Tomb Raider: A Origem | quanta melhoria! – Design CultureTomb Raider: A Origem | quanta melhoria! – Design Culture
Cinema e Séries

Tomb Raider: A Origem | quanta melhoria!

Lara Croft é uma personagem marcante no cinema e no vídeo game. Em 2001, ao ser introduzida em filme por Angelina Jolie, a intenção de mostrar que uma mulher também poderia protagonizar filmes de ação quedou-se ineficiente em parte devido à forte sexualização que a atriz sofreu. Angelina havia acabado de ganhar um Oscar e tinha tudo para arrasar na pele do icônico avatar de 1996, mas a crítica caiu em cima e o retorno do público também foi aquém do esperado. A sequência de 2003 foi um experimento para reanimar a iniciativa e mostrou-se ineficiente. Ao olhar para trás, a imagem que fica é a de uma tentativa malsucedida, de uma mulher com potencial que só serviu para figurar no imaginário masculino por toda a década de 2000.

A reparação disso está em Tomb Raider: A Origem, do diretor norueguês Roar Uthaug (A Onda). Alicia Vikander (oscarizada por A Garota Dinamarquesa e muito elogiada por Ex Machina) assume Lara Croft com a missão de reacender a possibilidade de levar a personagem a explorar toda sua capacidade cinematográfica de ação, aventura, inteligência e sagacidade. A nova Lara Croft aproveita muito pouco do longa de 17 anos atrás (basicamente, se mantém apenas a história interrompida de pai e filha) e joga uma nova luz sobre a potencialidade feminina. O filme parece ser adaptado às bandeiras modernas e isso certamente lhe garantirá um bom retorno.

O novo enredo é oriundo do jogo lançado em 2013 pela Crystal Dynamics (que também interferiu na produção do longa) e pretende contar a história do zero. Esse fator é um bom sinal para os fãs do game, pois a fidelização parece ser mais garantida. A nova empreitada de Croft a situa em um ambiente hostil, humilde e aventureiro. Lara vive em Londres e paga o aluguel com o salário de entregadora. A fortuna deixada por seu pai só lhe será concedida se a herdeira assinar o reconhecimento da morte de Lord Richard Croft, desaparecido em uma expedição arqueológica na Ásia há quase uma década. Embalado por uma trilha sonora marcante, a órfã leva sua vida com leveza e como esportista assídua, sem se ligar muito no interesse masculino ao seu redor.

Ao embarcar nas pistas deixadas por seu pai, as cenas da protagonista não deixam nada a desejar para uma sessão de cross fit. Toda a jornada de Lara é permeada por desafios físicos extenuantes e isso só demonstra o quanto Alicia Vikander precisou se superar para dar conta do papel. Nada muito difícil, considerando o passado da atriz como bailarina. Isso garantiu graciosidade até para as cenas mais arrojadas. O lado físico somado a uma sagacidade memorável torna Lara Croft o ideal do girl power que o cinema vem se esforçando para reconhecer (aliás, Operação Red Sparrow tem muito a aprender sobre esse tema).

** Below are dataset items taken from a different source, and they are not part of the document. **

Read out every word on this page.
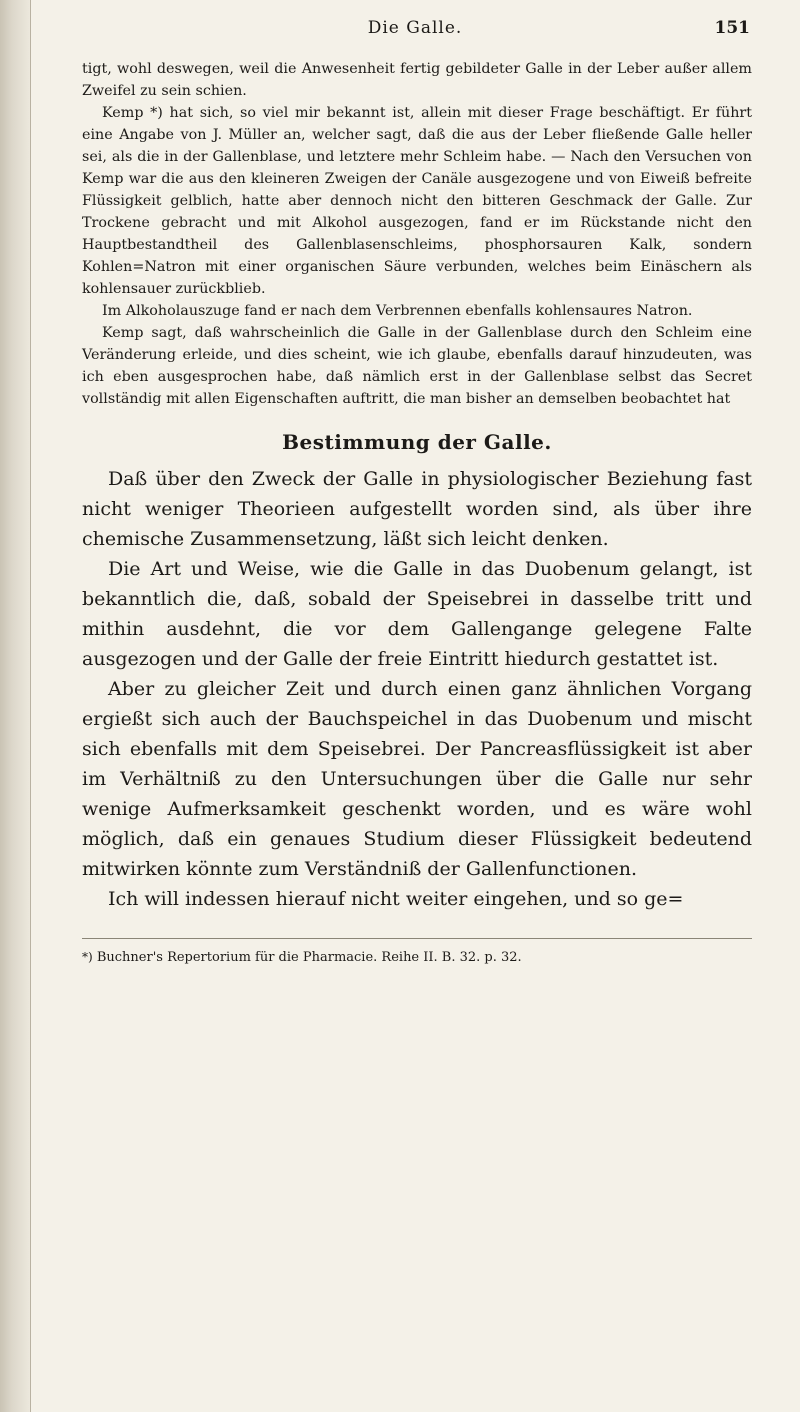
Die Galle.	151

tigt, wohl deswegen, weil die Anwesenheit fertig gebildeter Galle in der Leber außer allem Zweifel zu sein schien.

Kemp *) hat sich, so viel mir bekannt ist, allein mit dieser Frage beschäftigt. Er führt eine Angabe von J. Müller an, welcher sagt, daß die aus der Leber fließende Galle heller sei, als die in der Gallenblase, und letztere mehr Schleim habe. — Nach den Versuchen von Kemp war die aus den kleineren Zweigen der Canäle ausgezogene und von Eiweiß befreite Flüssigkeit gelblich, hatte aber dennoch nicht den bitteren Geschmack der Galle. Zur Trockene gebracht und mit Alkohol ausgezogen, fand er im Rückstande nicht den Hauptbestandtheil des Gallenblasenschleims, phosphorsauren Kalk, sondern Kohlen=Natron mit einer organischen Säure verbunden, welches beim Einäschern als kohlensauer zurückblieb.

Im Alkoholauszuge fand er nach dem Verbrennen ebenfalls kohlensaures Natron.

Kemp sagt, daß wahrscheinlich die Galle in der Gallenblase durch den Schleim eine Veränderung erleide, und dies scheint, wie ich glaube, ebenfalls darauf hinzudeuten, was ich eben ausgesprochen habe, daß nämlich erst in der Gallenblase selbst das Secret vollständig mit allen Eigenschaften auftritt, die man bisher an demselben beobachtet hat

Bestimmung der Galle.

Daß über den Zweck der Galle in physiologischer Beziehung fast nicht weniger Theorieen aufgestellt worden sind, als über ihre chemische Zusammensetzung, läßt sich leicht denken.

Die Art und Weise, wie die Galle in das Duobenum gelangt, ist bekanntlich die, daß, sobald der Speisebrei in dasselbe tritt und mithin ausdehnt, die vor dem Gallengange gelegene Falte ausgezogen und der Galle der freie Eintritt hiedurch gestattet ist.

Aber zu gleicher Zeit und durch einen ganz ähnlichen Vorgang ergießt sich auch der Bauchspeichel in das Duobenum und mischt sich ebenfalls mit dem Speisebrei. Der Pancreasflüssigkeit ist aber im Verhältniß zu den Untersuchungen über die Galle nur sehr wenige Aufmerksamkeit geschenkt worden, und es wäre wohl möglich, daß ein genaues Studium dieser Flüssigkeit bedeutend mitwirken könnte zum Verständniß der Gallenfunctionen.

Ich will indessen hierauf nicht weiter eingehen, und so ge=

*) Buchner's Repertorium für die Pharmacie. Reihe II. B. 32. p. 32.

O figurino de Colleen Atwood (dona de 4 Oscars e mais 8 indicações ao mesmo departamento) deixa claro que o despojamento de Lara a faz optar por vestimentas leves, práticas e úteis. A paleta de tons frios combina com o visual arqueológico e o cabelo constantemente preso (raridade em personagens femininas na hora do combate) corrobora com a naturalidade com que Alicia Vikander aceitou e atualizou Lara Croft. O roteiro assinado por Geneva Robertson-Dworet e Alastair Siddons é caprichoso ao demonstrar a evolução da protagonista e a forma como ela aprende a encarar seu destino e as pistas deixadas por seu pai. A fotografia de George Richmond dá a exata noção ao espectador dos riscos naturais que Lara Croft passa em sua aventura (as filmagens externas foram feitas na África do Sul).

O elenco coadjuvante se mostrou altamente engajado em seus papeis. Destaque para o vilão Mathias Vogel (Walton Goggins, de Maze Runner: Cura Mortal), que consegue aterrorizar Lara com sua falta de crença e excesso de gana. Kristin Scott Thomas (O Destino de Uma Nação) como Ana Miller precisa de poucas cenas para passar o recado certo e Dominic West e Daniel Wu sabem conquistar o público para suas causas próprias.

A mixagem de som faz com que Tomb Raider: A Origem seja o tipo de filme sobre o qual vale a ida ao IMAX ou às salas tecnológicas à disposição. Boa parte da emoção do longa vem das caixas de som, que embalam os desafios que são dados a Lara Croft quase no esquema de uma gincana, pois o intervalo entre ações é muito curto. Ou seja, a empolgação da plateia não morre nunca e a sonoridade é muito bem utilizada.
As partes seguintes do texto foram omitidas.